When a new virus emerges that infects and sickens humans, the wheels of innovation start turning quickly in the world of health care and biomedical research. Teams versed in different aspects of laboratory medicine work together to better understand the virus and develop tests to identify those who are infected or have been exposed to the virus in the past.
Read on to learn about those tests, and why both are needed to fight pandemics.
What Is a Virus?
A virus’ genome is composed of either DNA or RNA—the basic building blocks of all life. Viruses don’t grow on their own. They must use host cells to make more virus and cause disease.

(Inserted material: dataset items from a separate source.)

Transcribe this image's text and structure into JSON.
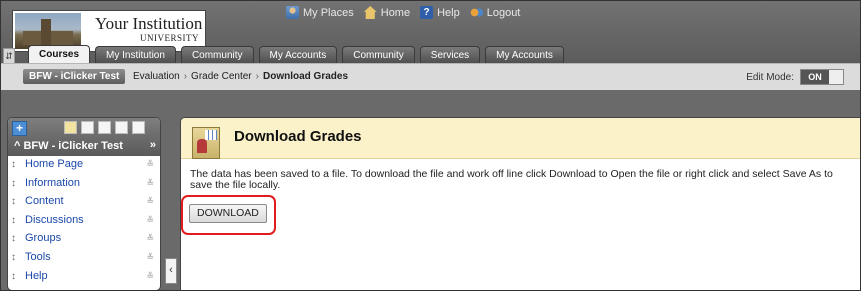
{
  "header": {
    "logo_title": "Your Institution",
    "logo_subtitle": "UNIVERSITY",
    "top_links": [
      "My Places",
      "Home",
      "Help",
      "Logout"
    ]
  },
  "tabs": [
    "Courses",
    "My Institution",
    "Community",
    "My Accounts",
    "Community",
    "Services",
    "My Accounts"
  ],
  "active_tab": "Courses",
  "breadcrumb": {
    "course": "BFW - iClicker Test",
    "items": [
      "Evaluation",
      "Grade Center",
      "Download Grades"
    ]
  },
  "edit_mode": {
    "label": "Edit Mode:",
    "state": "ON"
  },
  "course_menu": {
    "title": "BFW - iClicker Test",
    "collapse_glyph": "»",
    "items": [
      "Home Page",
      "Information",
      "Content",
      "Discussions",
      "Groups",
      "Tools",
      "Help"
    ]
  },
  "content": {
    "title": "Download Grades",
    "message": "The data has been saved to a file. To download the file and work off line click Download to Open the file or right click and select Save As to save the file locally.",
    "download_button": "DOWNLOAD"
  },
  "colors": {
    "highlight": "#e21c1c",
    "link": "#1b48a8",
    "header_bg": "#fbf2c9"
  }
}
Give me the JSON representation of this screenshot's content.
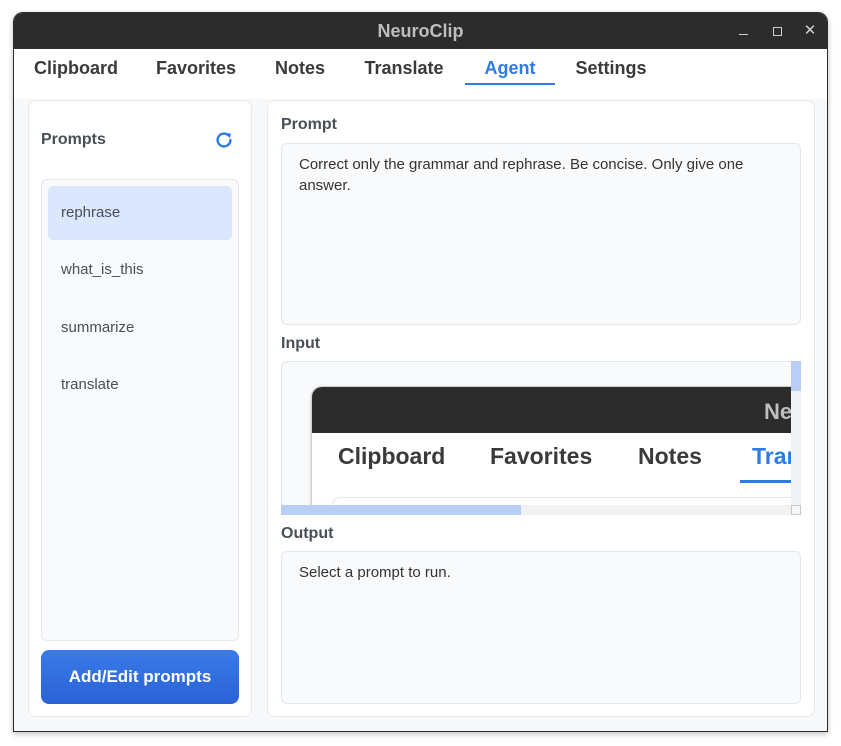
{
  "window": {
    "title": "NeuroClip"
  },
  "tabs": [
    {
      "label": "Clipboard"
    },
    {
      "label": "Favorites"
    },
    {
      "label": "Notes"
    },
    {
      "label": "Translate"
    },
    {
      "label": "Agent"
    },
    {
      "label": "Settings"
    }
  ],
  "active_tab": "Agent",
  "sidebar": {
    "heading": "Prompts",
    "prompts": [
      {
        "label": "rephrase"
      },
      {
        "label": "what_is_this"
      },
      {
        "label": "summarize"
      },
      {
        "label": "translate"
      }
    ],
    "selected": "rephrase",
    "add_button": "Add/Edit prompts"
  },
  "main": {
    "prompt_label": "Prompt",
    "prompt_text": "Correct only the grammar and rephrase. Be concise. Only give one answer.",
    "input_label": "Input",
    "input_image": {
      "window_title": "Ne",
      "tabs": [
        "Clipboard",
        "Favorites",
        "Notes",
        "Tran"
      ]
    },
    "output_label": "Output",
    "output_text": "Select a prompt to run."
  },
  "colors": {
    "accent": "#2d7be3",
    "selected_bg": "#dbe7fd",
    "titlebar": "#2c2c2c"
  }
}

Sometimes people may be infected by a virus and never know it because their immune system successfully clears out the virus. Others may develop an active infection with symptoms that vary depending on the infecting virus. These symptoms can involve the gastrointestinal tract, lungs or central nervous system among other body sites.
There are more than 200 viruses in the world known to infect humans, and several new ones are identified each year. About 80% of known viruses that infect humans have a nonhuman host, where the virus is maintained in between human outbreaks. This includes coronaviruses—the family of viruses that includes SARS-CoV-2, the virus that causes the disease COVID-19.
“The prevailing opinion across the health care and research community is that we will continue to see new viruses emerge for the foreseeable future,” says Matthew Binnicker, Ph.D., director of Mayo Clinic’s Clinical Virology Laboratory.
Researchers weren’t particularly surprised by COVID-19, he says. “For those of us who work in Clinical Virology, SARS, H1N1, MERS, Ebola and Zika were continual reminders that viral pandemics are something that we must prepare for so we can reduce the global impact with future pandemics.”
Enter COVID-19
Whenever a new virus infecting humans shows up on the scene, a variety of clinical and research activities commence. Virologists determine what kind of a virus it is. There are 21 known virus families that infect humans. Knowing what family the virus comes from gives the medical and research communities an idea of what symptoms may emerge and what existing treatments could prove effective.
Public health experts investigate the source of the infection. The type of virus gives them some clues, as certain virus families are known to originate primarily in certain types of hosts, such as bats, or are transmitted by a defined vector, such as mosquitos. Subsequently, laboratory medicine researchers get to work on developing and evaluating tests to help diagnose current and past infections.